Il y a des dizaines de milliers d’années, des hommes et des femmes, partout sur la planète, ont ressenti une aspiration vers l’art. Parmi les décors, sculptures ou dessins qu’ils ont créés, de nombreux exemples, intemporels ou incroyablement modernes, sont proposés à notre admiration cet hiver au musée de l’Homme. Luttant pour sa survie dans un environnement hostile, Homo sapiens a pris du temps pour concevoir des œuvres qualifiées aujourd’hui d’artistiques. La découverte de grottes décorées et d’objets sculptés ou gravés ne cesse de faire progresser notre connaissance de la préhistoire. Depuis le XIXe siècle, les scientifiques cherchent à comprendre nos ancêtres avec deux questions lancinantes : le pourquoi et le comment.
La question du sens
Ce qui pour une large part restera peut-être à jamais une énigme est le sens donné par les artistes préhistoriques à leurs œuvres. La première partie de l’exposition est consacrée à l’art mobilier, c’est-à-dire aux objets qui peuvent être déplacés. Les plus anciens ont 40 000 ans et sont issus de zones géographiques diverses. Les spécialistes distinguent la décoration sur les objets utilitaires (propulseurs, armes diverses, lissoirs…) et la conception de ceux dont l’usage nous est inconnu et peut-être symbolique comme les statues. Les scientifiques du musée de l’Homme ne veulent manifestement pas faire entrer la religion dans leur établissement.
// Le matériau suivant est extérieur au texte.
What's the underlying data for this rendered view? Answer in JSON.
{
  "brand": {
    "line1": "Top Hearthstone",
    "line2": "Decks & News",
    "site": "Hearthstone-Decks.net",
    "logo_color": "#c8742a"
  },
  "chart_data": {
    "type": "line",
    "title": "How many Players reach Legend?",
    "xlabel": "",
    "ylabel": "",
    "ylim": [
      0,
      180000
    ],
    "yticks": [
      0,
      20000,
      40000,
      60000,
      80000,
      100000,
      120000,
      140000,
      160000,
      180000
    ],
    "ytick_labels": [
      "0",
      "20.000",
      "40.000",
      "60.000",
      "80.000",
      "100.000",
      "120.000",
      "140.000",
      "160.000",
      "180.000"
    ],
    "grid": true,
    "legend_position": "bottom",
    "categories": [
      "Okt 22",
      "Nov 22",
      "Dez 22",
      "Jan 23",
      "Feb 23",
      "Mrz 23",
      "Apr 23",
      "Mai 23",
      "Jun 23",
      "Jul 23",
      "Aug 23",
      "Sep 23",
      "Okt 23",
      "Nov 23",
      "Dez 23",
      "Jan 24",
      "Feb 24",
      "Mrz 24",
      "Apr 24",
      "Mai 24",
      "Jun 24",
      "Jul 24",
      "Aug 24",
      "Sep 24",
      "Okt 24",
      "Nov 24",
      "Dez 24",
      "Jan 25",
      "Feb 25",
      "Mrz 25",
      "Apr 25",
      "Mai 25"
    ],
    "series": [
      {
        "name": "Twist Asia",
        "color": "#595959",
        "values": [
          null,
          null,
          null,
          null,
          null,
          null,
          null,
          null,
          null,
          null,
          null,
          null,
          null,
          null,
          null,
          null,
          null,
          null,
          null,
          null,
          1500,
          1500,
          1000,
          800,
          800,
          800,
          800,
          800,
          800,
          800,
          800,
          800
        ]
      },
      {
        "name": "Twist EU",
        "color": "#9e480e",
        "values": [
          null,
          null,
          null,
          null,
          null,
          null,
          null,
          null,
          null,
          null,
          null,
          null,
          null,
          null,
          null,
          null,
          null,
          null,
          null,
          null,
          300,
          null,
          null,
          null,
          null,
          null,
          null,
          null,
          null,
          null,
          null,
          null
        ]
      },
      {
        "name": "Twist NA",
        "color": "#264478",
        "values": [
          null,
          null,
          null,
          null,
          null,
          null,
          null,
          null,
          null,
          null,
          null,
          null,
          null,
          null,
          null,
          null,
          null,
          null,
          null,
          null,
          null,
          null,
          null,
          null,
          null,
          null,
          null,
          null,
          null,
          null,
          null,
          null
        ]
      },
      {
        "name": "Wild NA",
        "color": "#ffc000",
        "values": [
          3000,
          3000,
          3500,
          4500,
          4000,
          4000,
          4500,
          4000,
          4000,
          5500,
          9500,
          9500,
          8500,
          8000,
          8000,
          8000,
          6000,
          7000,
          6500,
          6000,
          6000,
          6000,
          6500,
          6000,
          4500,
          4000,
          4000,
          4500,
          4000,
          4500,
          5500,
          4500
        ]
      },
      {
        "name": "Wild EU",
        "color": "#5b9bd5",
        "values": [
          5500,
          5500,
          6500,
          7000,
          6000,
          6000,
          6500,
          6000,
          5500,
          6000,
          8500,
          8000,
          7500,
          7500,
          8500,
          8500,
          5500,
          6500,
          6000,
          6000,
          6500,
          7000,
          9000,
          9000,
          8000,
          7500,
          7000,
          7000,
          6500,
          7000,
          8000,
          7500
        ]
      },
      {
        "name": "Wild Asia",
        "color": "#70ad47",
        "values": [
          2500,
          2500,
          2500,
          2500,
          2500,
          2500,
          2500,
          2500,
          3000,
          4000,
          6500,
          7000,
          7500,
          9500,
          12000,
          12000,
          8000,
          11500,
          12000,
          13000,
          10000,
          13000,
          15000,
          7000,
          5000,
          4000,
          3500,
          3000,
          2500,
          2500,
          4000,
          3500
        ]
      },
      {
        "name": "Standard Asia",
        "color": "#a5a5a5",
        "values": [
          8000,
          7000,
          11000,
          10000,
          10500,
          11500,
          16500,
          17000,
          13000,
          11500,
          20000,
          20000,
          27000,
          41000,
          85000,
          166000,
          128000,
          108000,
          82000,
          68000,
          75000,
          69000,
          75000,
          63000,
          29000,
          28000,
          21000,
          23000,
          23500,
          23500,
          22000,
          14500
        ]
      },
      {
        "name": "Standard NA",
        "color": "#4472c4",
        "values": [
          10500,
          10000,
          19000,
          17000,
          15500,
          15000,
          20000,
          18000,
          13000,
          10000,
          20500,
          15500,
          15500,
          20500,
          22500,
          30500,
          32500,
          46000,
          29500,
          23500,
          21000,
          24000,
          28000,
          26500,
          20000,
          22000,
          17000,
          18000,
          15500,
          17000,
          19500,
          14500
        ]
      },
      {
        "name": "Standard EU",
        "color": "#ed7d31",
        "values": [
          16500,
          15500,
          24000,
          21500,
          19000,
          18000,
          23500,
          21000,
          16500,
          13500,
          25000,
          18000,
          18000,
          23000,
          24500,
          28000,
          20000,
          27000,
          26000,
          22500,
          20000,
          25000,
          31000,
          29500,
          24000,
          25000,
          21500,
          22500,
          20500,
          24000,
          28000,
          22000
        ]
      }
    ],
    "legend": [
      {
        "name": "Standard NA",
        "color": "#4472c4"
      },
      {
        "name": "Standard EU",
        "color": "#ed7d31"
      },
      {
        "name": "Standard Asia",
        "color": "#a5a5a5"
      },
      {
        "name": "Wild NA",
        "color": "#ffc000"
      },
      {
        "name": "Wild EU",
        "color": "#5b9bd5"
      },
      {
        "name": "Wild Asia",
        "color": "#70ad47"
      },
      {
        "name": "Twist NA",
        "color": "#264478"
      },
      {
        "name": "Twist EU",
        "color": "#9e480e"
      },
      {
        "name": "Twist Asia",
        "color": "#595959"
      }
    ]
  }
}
Sujet délicat et difficile à traiter, il est vrai, en l’absence de documents écrits ou de preuves tangibles.
La création de fresques dans des lieux difficilement accessibles comme des grottes étroites et profondes suggère une occupation probablement rituelle. La thématique des sujets est principalement animale avec un bestiaire d’une grande diversité, mais aussi des signes (ellipses, traits et points) et de plus rares représentations humaines.
Le partage de la beauté
L’exposition est organisée en plusieurs secteurs : le premier est consacré à l’art mobilier, le deuxième à l’art pariétal ou rupestre avec une belle scénographie. Comme les fresques et dessins ne peuvent être déplacés, des films sur grand écran permettent de plonger le visiteur dans ces décors merveilleux. Ils sont souvent inaccessibles dans la réalité pour les protéger des dégradations. Zooms sur des détails ou plans larges pour se faire une idée d’ensemble, ces films montrent une grande diversité d’inspiration mais aussi une certaine parenté, car on retrouve presque partout sur la planète des exemples illustrant le talent et la créativité de nos lointains ancêtres.
Un troisième espace spécifique est réservé à la vénus de Lespugue, une statuette en ivoire de mammouth d’une quinzaine de centimètres âgée de 27 000 ans dont les formes hypertrophiées et irréelles nous fascinent toujours aujourd’ hui. Symbole de fécondité ou figuration de la déesse-mère (ce qui est à peu près semblable), elle est présentée comme une œuvre d’art exceptionnelle. Des œuvres modernes qui s’en inspirent sont placées à ses côtés, pour montrer à quel point cette petite statue continue d’intriguer et reste un sujet d’admiration.
Le dernier espace est consacré à Picasso et à la manière dont il s’est inspiré de l’art préhistorique. Illustré par ses œuvres, comme Empreinte de main, Vénus au gaz ou Femme lançant une pierre, les parallèles avec des œuvres anciennes comparables sont mis en évidence.
Preuve est faite que ni l’écart entre les millénaires ni les frontières n’empêchent l’émotion de se communiquer à nous tous.
Arts et préhistoire, jusqu’au 22 mai au musée de l’Homme, place du Trocadéro, Paris 16e . Tous les jours sauf le mardi, de 11 h à 19 h.